AMS 526, Numerical Linear Algebra
Introduction to key concepts and algorithms in numerical linear algebra and their
applications in computational and data sciences. Topics include direct and iterative
methods for solving simultaneous linear equations, least squares problems, computation
of eigenvalues and eigenvectors, and singular value decomposition.
Prerequisites: AMS 510 and AMS 595
3 credits, ABCF grading
Fall Semester
Required Textbooks for Fall 2022:
"Matrix Computations" by Gene H. Golub and Charles F. Van Loan, 4th Edition, John Hopkins University Press, 2013; ISBN: 978-1-421-40794-4
"Numerical Linear Algebra" by Lloyd N. Trefethen and David Bau, III; Society for Industrial and Applied Mathematics; 1997; ISBN: 978-0-898713-61-9
Learning Outcomes:
1) Demonstrate mastery of concepts and numerical methods for solving systems of linear
equations:
* Gaussian elimination and its variants;
* Cholesky and LDL' factorizations.
2) Demonstrate master of concepts of orthogonality and numerical methods for linear
least squares problems:
* Orthogonal matrices, projectors, and linear least squares;
* QR factorization using Gram-Schmidt orthogonalization, Householder reflectors,
and Givens rotation.
3) Understand and apply conditioning and stability:
* Norms, condition numbers, and effect of rounding errors;
* Stable and backward stable algorithms;
* Backward error analysis of fundamental algorithms.

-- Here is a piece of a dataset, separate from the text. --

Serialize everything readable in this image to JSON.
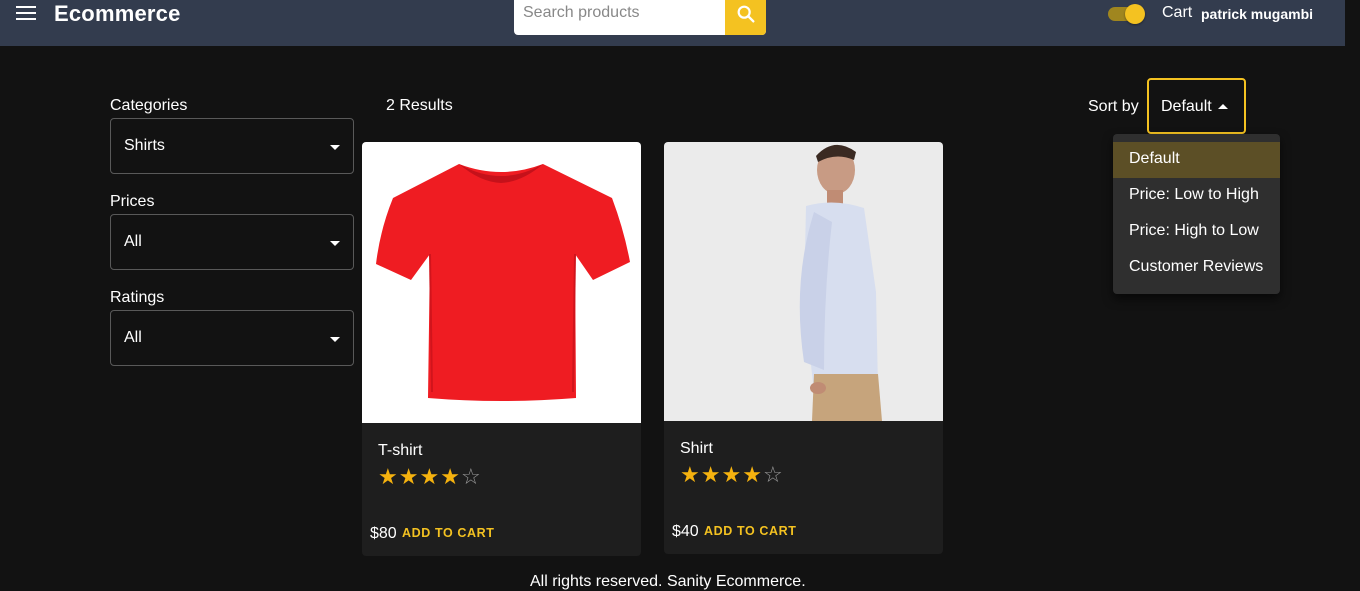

4) Demonstrate mastery of concepts and analyses based on eigenvalues and singular
values and their numerical computations:
* Singular value decomposition and eigenvalue decomposition;
* Power method and similarity transformations;
* Reduction to Hessenberg and tridiagonal forms.
5) Understand and use iterative methods for solving large sparse linear systems and
computing eigenvalues:
* Conjugate gradient method, GMRES, and other Krylov subspace methods;
* Lanczos and Arnoldi iterations;
* Preconditioners for iterative methods.
6) Demonstrate programming skills for numerical methods using the abstractions of linear algebra.